The most familiar accompaniment to the voice is the piano, or in earlier days, the guitar or the lute. Putting the voice with larger ensembles runs the risk of drowning the voice in the volume of the other instruments.
One combination that has really been left to 20th-century composers is the voice and string quartet. The colours of the 5 instruments match well and the voice doesn’t get overwhelmed by the strings.
Arnold Schoenberg: String Quartet No. 2, Op. 10
One of the most striking examples of the form was Schoenberg’s 1908 String Quartet No. 2. He started writing in March 1907 and then left it for a year, picking it up again in July 1908 and completing it in September 1908. Schoenberg’s innovation was to add voice to the last two movements. He uses two poems by Stefan Georg, a poet for whom he had a great affinity. Litanei, the first poem is an overjoyed arrival of a traveler at the house of the Lord. The second song, Entrückung (Ecstasy) starts with a line that seems to characterize Schoenberg’s new experiments in music: Ich fühle luft von anderem planeten / I feel the breeze from another planet. The quartet is dedicated to his wife and the two texts emphasize coming to love and happiness through difficulties.
Arnold Schoenberg: String Quartet No. 2, Op. 10 – III. Litanei (Fred Sherry String Quartet)
Arnold Schoenberg: String Quartet No. 2, Op. 10 – IV. Entrückung (Fred Sherry String Quartet)

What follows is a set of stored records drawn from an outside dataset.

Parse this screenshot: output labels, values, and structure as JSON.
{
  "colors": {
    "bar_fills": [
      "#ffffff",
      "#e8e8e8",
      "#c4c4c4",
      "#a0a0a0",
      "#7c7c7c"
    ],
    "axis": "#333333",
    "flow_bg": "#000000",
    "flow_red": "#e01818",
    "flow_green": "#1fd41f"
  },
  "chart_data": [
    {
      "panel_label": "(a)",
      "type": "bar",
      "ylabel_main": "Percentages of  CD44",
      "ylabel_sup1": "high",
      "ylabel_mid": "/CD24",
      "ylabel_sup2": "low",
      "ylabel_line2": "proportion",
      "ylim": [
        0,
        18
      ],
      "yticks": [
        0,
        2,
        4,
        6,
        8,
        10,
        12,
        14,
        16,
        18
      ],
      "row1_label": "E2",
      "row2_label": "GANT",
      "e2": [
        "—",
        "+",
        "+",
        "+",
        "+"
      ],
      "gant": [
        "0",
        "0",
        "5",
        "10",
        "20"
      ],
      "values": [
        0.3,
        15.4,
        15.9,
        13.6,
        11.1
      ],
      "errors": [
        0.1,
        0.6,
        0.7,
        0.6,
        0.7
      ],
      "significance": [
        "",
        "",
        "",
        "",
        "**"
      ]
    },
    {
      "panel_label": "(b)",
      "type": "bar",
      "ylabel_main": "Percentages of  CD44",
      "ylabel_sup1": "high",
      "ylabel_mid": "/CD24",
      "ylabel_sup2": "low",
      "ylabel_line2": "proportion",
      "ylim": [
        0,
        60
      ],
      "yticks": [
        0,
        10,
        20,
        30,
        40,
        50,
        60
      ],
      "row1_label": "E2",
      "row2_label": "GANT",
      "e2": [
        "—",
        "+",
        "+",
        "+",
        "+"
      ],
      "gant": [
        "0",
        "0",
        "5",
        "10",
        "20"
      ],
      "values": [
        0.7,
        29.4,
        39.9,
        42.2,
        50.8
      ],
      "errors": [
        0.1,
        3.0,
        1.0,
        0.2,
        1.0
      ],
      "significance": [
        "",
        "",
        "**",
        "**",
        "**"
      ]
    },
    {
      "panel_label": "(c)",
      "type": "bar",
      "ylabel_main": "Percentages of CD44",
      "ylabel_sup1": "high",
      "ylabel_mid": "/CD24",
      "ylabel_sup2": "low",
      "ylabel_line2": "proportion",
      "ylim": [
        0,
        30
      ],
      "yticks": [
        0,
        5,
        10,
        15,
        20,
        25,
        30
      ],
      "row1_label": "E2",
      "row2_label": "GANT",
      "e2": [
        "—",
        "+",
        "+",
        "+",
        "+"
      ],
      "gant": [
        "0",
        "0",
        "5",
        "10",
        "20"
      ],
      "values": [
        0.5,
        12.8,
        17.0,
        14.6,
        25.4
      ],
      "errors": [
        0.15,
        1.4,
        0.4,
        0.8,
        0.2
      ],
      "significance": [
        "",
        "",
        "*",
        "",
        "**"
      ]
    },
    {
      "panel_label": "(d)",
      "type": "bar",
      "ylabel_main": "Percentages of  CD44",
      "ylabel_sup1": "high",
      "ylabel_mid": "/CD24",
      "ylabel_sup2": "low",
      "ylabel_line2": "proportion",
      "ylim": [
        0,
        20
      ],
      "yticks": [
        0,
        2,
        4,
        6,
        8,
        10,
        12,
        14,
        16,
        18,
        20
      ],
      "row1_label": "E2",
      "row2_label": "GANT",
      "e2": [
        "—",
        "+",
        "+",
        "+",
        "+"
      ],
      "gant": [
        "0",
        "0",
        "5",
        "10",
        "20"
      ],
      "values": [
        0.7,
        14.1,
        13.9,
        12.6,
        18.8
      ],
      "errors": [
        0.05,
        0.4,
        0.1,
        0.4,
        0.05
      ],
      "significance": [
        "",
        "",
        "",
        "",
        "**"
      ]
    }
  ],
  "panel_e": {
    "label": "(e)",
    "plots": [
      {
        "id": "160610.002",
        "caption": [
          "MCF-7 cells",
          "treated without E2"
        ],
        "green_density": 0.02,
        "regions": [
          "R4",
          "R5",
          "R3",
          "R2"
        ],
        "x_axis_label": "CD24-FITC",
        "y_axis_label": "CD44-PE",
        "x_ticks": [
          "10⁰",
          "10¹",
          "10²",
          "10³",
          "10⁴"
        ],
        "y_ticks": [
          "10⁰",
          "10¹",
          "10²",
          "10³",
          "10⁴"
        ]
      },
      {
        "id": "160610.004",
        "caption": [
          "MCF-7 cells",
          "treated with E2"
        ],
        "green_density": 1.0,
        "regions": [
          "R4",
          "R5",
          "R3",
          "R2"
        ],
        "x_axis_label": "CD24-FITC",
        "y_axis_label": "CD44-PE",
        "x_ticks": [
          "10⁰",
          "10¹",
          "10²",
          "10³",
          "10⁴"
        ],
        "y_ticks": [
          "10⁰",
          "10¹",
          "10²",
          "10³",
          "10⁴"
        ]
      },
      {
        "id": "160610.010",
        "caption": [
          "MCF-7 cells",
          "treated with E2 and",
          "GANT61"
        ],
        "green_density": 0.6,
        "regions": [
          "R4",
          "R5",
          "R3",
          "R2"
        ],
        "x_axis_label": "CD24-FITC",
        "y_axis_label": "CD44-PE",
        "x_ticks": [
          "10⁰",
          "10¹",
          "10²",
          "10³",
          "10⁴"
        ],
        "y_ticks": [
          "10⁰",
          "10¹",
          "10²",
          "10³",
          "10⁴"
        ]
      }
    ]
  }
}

From Schoenberg’s work, we can get a feeling for the difference that the string quartet provides as accompaniment: it’s darker, deeper, and more expressive than most keyboard performances can give.
Ottorino Respighi: Il tramonto, P. 101
Ottorino Respighi’s 1914 work Il tramonto is set to the words of Percy Shelly’s poem The sunset. The poem is one of doomed love – Isabel’s lover dies unexpectedly and she lives on, seemingly worn away, eventually, by time and care for others, but longing for what she lost.
Ottorino Respighi: Il tramonto, P. 101 (Anne Sofie von Otter, mezzo-soprano; Brodsky Quartet)
Othmar Schoeck: Notturno, Op. 47
Swiss composer Othmar Schoeck (1886–957) wrote his Notturno, Op. 47, in 1931-33, setting poems by Nikolaus Lenau and a fragment by Gottfield Keller. In the 5 movements, Schoeck sets 10 poems in 5 movements: 4-1-1-1-3 per movement; like so many of the works in this small genre, this is a dark work, described as Schoeck’s ‘dark night of the soul’ by one writer.
In the single-poem second movement, Traumegewalten, the poet has awoken from a dream so sad he woke up crying as if coming from a funeral; wicked guests had been in his house as he slept and had left, having taken everything from him ‘…and have emptied the wine on the table.’
Othmar Schoeck: Notturno, Op. 47 – No. 2. Presto (Olaf Bär, baritone; Carmina Quartett)
The genre seems to have flourished in the 20th century and the texts seem to be full of pain and sorrow – again, supported by the sympathetic echo of the strings. We’ll close with a poem by Matthew Arnold, Dover Beach, written around 1851. The poem is obscure and difficult, even to modern analysts, but Arnold creates his own soundscape of the drag of the sea on the shingle beach. Arnold finds that sound of the sea to be an ‘eternal note of sadness’. He looks at history and sees how the formerly bright work is now melancholy. He closes with another look around the deserted beach: ‘And we are here as on a darkling plain | Swept with confused alarms of struggle and flight, | Where ignorant armies clash by night’.
Samuel Barber: Dover Beach, Op. 3
When Samuel Barber (1910–1981) sang this for Ralph Vaughan Williams while playing the string parts on the piano, Vaughan Williams congratulated him, saying that he had tried his own setting several times but hadn’t been able to complete any. Barber wrote this work in 1931 and it is one of the most famous in this very small genre. Barber saw Arnold’s text as having an almost American pessimism, which makes it seem very modern despite being written solidly in the Victorian period.
Samuel Barber: Dover Beach, Op. 3 (Dietrich Fischer-Dieskau, baritone; Juilliard String Quartet)
Barber’s setting has been described as ‘brooding’, as seems to fit with the other works for voice and string quartet that we’ve examined. The dark qualities of the string quartet fit the somber texts chosen for them. Not all of the works for voice and string quartet are so dark – composers such as Peter Warlock and Vivian Fine set Elizabethan texts this way – but for Schoenberg, Respighi, Schoeck, and Barber, the darkness fits perfectly.